The process was run on the entire 3D seismic data using this trained Network and Vcl cube (Figure 8) was generated. Similar process was repeated with effective porosity (Figure 9) and the result was found to be in tune with each other as validated on drilled wells. The Vcl and porosity volumes in time was converted into depth to track the Top and base of Upper sequences 4a, 4b, 4c.
The individual reservoir sands viz. 2a, 2b, 4a, 4b, 4c are below seismic resolution. This study has proved however that the lower reservoir sands consisting of sequences (2a & 2b) and upper sequence (4a, 4b & 4c) when coupled together are seismically detectable.
Facies modelling
Three lithofacies were selected based on log interpretation curves and cut-offs (Vcl < 0.4 & Φ > 0.1 ) and simulated using Sequential Gaussian. Vclay and effective porosity volumes derived using well data shows widespread development of Sequence-4a & 4b. The net to gross of reservoir sands along top of sequences 2a (Figure 11) and 4a, 4b , 4c (Figure 12) from the simulated volume provided the gross picture of channel/bar system.
Mapping sandbody System
The thickness slice from depth domain Vclay volume with reference to W-12 Sequence-2a to 100 ft below provided the localized nature of sandbody trend (Figure 13).

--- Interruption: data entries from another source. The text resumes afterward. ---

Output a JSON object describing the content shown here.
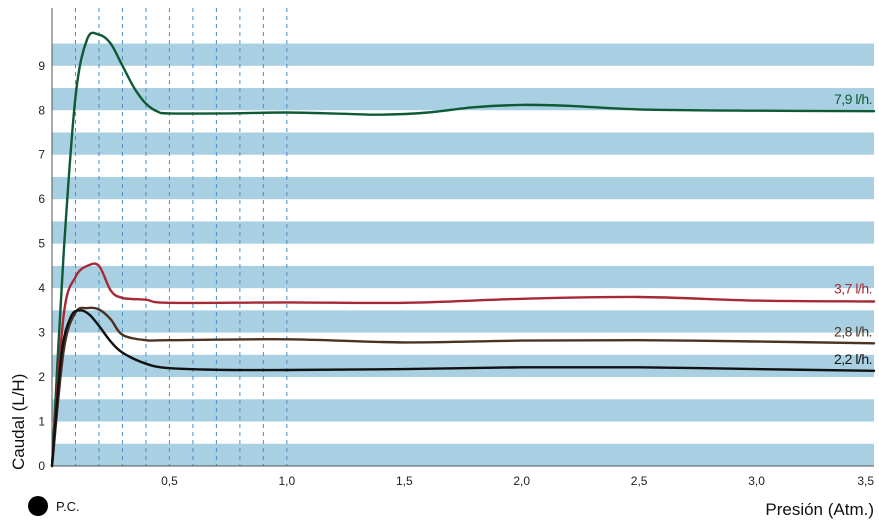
{
  "chart_data": {
    "type": "line",
    "xlabel": "Presión (Atm.)",
    "ylabel": "Caudal (L/H)",
    "xlim": [
      0,
      3.5
    ],
    "ylim": [
      0,
      10.3
    ],
    "x_ticks": [
      0.5,
      1.0,
      1.5,
      2.0,
      2.5,
      3.0,
      3.5
    ],
    "x_tick_labels": [
      "0,5",
      "1,0",
      "1,5",
      "2,0",
      "2,5",
      "3,0",
      "3,5"
    ],
    "y_ticks": [
      0,
      1,
      2,
      3,
      4,
      5,
      6,
      7,
      8,
      9
    ],
    "y_tick_labels": [
      "0",
      "1",
      "2",
      "3",
      "4",
      "5",
      "6",
      "7",
      "8",
      "9"
    ],
    "vertical_dashed_gridlines_x": [
      0.1,
      0.2,
      0.3,
      0.4,
      0.5,
      0.6,
      0.7,
      0.8,
      0.9,
      1.0
    ],
    "background": "horizontal light blue bands",
    "band_color": "#a9cfe3",
    "series": [
      {
        "name": "7,9 l/h.",
        "color": "#0e5a34",
        "x": [
          0,
          0.05,
          0.1,
          0.15,
          0.2,
          0.25,
          0.3,
          0.35,
          0.4,
          0.45,
          0.5,
          0.75,
          1.0,
          1.25,
          1.4,
          1.6,
          1.8,
          2.0,
          2.2,
          2.5,
          3.0,
          3.5
        ],
        "y": [
          0,
          4.8,
          8.3,
          9.6,
          9.7,
          9.5,
          9.0,
          8.5,
          8.15,
          7.97,
          7.93,
          7.93,
          7.95,
          7.92,
          7.9,
          7.95,
          8.07,
          8.12,
          8.1,
          8.02,
          7.99,
          7.98
        ]
      },
      {
        "name": "3,7 l/h.",
        "color": "#a52a35",
        "x": [
          0,
          0.05,
          0.1,
          0.15,
          0.2,
          0.25,
          0.3,
          0.4,
          0.5,
          1.0,
          1.5,
          2.0,
          2.5,
          3.0,
          3.5
        ],
        "y": [
          0,
          3.4,
          4.25,
          4.5,
          4.5,
          3.95,
          3.78,
          3.74,
          3.67,
          3.68,
          3.67,
          3.76,
          3.8,
          3.72,
          3.7
        ]
      },
      {
        "name": "2,8 l/h.",
        "color": "#4b3324",
        "x": [
          0,
          0.05,
          0.1,
          0.15,
          0.2,
          0.25,
          0.3,
          0.4,
          0.5,
          1.0,
          1.5,
          2.0,
          2.5,
          3.0,
          3.5
        ],
        "y": [
          0,
          2.6,
          3.45,
          3.55,
          3.52,
          3.3,
          2.95,
          2.83,
          2.83,
          2.85,
          2.78,
          2.82,
          2.83,
          2.8,
          2.76
        ]
      },
      {
        "name": "2,2 l/h.",
        "color": "#111111",
        "x": [
          0,
          0.04,
          0.08,
          0.12,
          0.16,
          0.2,
          0.25,
          0.3,
          0.4,
          0.5,
          0.75,
          1.0,
          1.5,
          2.0,
          2.5,
          3.0,
          3.5
        ],
        "y": [
          0,
          2.5,
          3.35,
          3.5,
          3.4,
          3.15,
          2.8,
          2.55,
          2.3,
          2.2,
          2.16,
          2.16,
          2.18,
          2.22,
          2.22,
          2.18,
          2.14
        ]
      }
    ],
    "legend": {
      "label": "P.C.",
      "placement": "bottom-left"
    }
  }
}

The Top Upper sequence 4c and Base-4a were tracked in this Vclay integrating on drilled wells. The sum of stacked Vclay within Top and Base (Figure 14) provided the lineament of channel/bar system in upper sequence which are in conformity to well derived Net to gross for the upper sequence 4b. An arbitrary line drawn across channel-2 shows the predominance of upper sequence sands along this trend (Figure 15).
Conclusions
- The Vclay and effective porosity volumes estimated using neural network has been confirmed by drilled wells.
- The upper sequence sands 4a & 4b are widespread, whereas lower sequence sands 2a & 2b are localized.
- The reservoir sandbody system delineated on the basis of neural network technique provides the trend of deposition.
- This integrated approach has identified the complex reservoir sand channel/bar system which may guide to plan horizontal well drilling, appraisal & sidetracking of existing wells in sequences 2a, 2b, 4a and 4b.
Acknowledgements
We thank Kuwait Oil Ministry and Kuwait Gulf Oil Company to provide permission for the publication of this paper. We would like to recognize management and support staff Field Development Department, Wafra for their significant direct or indirect contribution to this paper.